Hi zusammen,
ich bin gerade bei der Planung für Q3/Q4 und überlege, wie ich unsere globalen Teams besser incentivizieren kann – gerade im Sommer läuft die Produktivität oft etwas schleppender. Ein Kollege hat mir vorgeschlagen, Sachbezugskarten (Lunch-Voucher, Fitness-Apps etc.) stärker auszubauen und teilweise sogar als Gehaltsbestandteil einzuplanen, um Steuern zu sparen.
Das klingt verlockend, aber ich bin mir unsicher: Wo fängt die Grauzone an? Kann ich z.B. 30-50% des Gehalts via Sachbezüge auszahlen, oder ist das problematisch für die Sozialversicherung und für die Mitarbeiterzufriedenheit? Zumal wir über verschiedene Länder verteilt sind – gelten da unterschiedliche Regeln?
Hat jemand praktische Erfahrung damit gemacht? Mich interessiert auch, wie ihr das bei euren Teams handhaben würdet.
Danke für die Frage, Andreas. Ich bin gerade in einer ähnlichen Situation und hab recherchiert: Die 44€-Grenze ist korrekt, aber es gibt da Differenzierungen. Jobrad, Fahrkarte und Essenzuschüsse haben teilweise eigene Regelungen.
Wichtig finde ich aber deine Mitarbeiterperspektive: Selbst wenn es rechtlich okay wäre, würde ich vorsichtig sein. Ein Mitarbeiter, der 50% Sachbezüge erhält, fühlt sich schnell unterbewertet. Das tangiert die Verhandlungsposition bei Jobwechsel und die Altersvorsorge.

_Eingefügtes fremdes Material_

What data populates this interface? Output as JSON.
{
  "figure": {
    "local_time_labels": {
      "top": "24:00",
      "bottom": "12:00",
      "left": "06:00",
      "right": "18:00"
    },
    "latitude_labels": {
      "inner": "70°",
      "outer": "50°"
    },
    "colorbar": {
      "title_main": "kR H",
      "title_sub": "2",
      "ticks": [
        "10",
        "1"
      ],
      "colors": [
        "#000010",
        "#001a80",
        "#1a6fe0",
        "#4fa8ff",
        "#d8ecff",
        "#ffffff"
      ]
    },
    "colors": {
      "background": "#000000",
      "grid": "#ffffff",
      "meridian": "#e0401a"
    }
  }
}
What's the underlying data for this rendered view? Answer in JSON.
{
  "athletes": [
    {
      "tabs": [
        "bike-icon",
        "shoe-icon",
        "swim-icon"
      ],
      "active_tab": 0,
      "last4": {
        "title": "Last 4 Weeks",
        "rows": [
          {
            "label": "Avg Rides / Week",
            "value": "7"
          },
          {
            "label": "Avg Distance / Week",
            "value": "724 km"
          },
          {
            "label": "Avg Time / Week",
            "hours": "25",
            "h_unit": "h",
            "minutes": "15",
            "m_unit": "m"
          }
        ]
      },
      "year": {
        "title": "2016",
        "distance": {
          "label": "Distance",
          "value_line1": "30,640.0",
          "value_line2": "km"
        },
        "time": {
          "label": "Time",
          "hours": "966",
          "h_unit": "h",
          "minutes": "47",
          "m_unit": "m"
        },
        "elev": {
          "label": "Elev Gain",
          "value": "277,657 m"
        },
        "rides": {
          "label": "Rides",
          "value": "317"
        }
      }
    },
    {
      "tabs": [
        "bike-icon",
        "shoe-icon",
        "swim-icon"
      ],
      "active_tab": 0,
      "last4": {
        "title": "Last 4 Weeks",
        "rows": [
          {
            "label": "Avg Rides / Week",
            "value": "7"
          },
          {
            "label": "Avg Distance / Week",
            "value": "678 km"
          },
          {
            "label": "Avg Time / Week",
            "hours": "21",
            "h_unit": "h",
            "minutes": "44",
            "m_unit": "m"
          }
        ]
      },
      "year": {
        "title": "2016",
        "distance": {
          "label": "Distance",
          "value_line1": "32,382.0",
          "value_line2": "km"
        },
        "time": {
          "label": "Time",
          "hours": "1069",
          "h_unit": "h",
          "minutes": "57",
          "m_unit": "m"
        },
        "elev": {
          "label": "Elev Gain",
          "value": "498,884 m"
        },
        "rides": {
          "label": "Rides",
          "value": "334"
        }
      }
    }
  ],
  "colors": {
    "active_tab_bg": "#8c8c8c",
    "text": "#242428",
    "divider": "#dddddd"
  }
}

Schau dir eher an, welche Sachbezüge deine Leute wirklich wollen – Fitness, Coworking, Learning-Budget. Das sind dann echte Hygienefaktoren, keine Gehaltsverstecke.
Andreas, aus meiner Zeit als Geschäftsführer kann ich dir sagen: rechtlich ist das klarer, als viele denken. Der häufige Fehler ist, die 44€-Freigrenze pro Mitarbeiter und Monat zu ignorieren. Darüber hinaus zahlst du als AG die volle Sozialabgabe.
Echt wertvoll wird es, wenn du Sachbezüge differenzierst – nicht als Gehaltsersatz, sondern als zusätzliche Benefits. Das schaffts Zufriedenheit ohne rechtliche Fallstricke. Bei international verteilten Teams: Nutze lokale Partnerschaften (lokale Fitnessstudios, Meal-Plans etc.). Das ist attraktiver und pragmatischer als zentrale Karten.
Mein Rat: Bau deine Gehaltsstruktur sauber auf, dann sind Extras wirklich extra – und werden besser wahrgenommen.
Andreas, gute Frage. Bei uns haben wir das versucht und sind schnell an rechtliche Grenzen gestoßen. Die zentrale Regel: Sachbezüge dürfen maximal 44€ pro Monat steuerfrei sein (Freigrenze). Alles darüber wird zum regulären Gehalt hinzugerechnet und ist voll sozialversicherungspflichtig.
Die Idee, damit Steuern zu sparen, funktioniert also nicht wirklich – du schuldest am Ende das gleiche Arbeitgeber-/Arbeitnehmeranteil. Einzige echte Einsparung: Lohnnebenkosten für den Arbeitgeber sinken minimal, aber das ist meist nicht der Rede wert.
Beim Remote-Setup übers Ausland wird's zusätzlich komplex. Mein Tipp: mit einem Steuerberater sprechen, der international tätig ist. Die Spielräume sind individuell größer als man denkt, aber eben auch länderspezifisch.
Kurz und knapp: Finger weg von der Strategie. Bringt unterm Strich nix und schadet der Arbeitgebermarke mehr als es spart.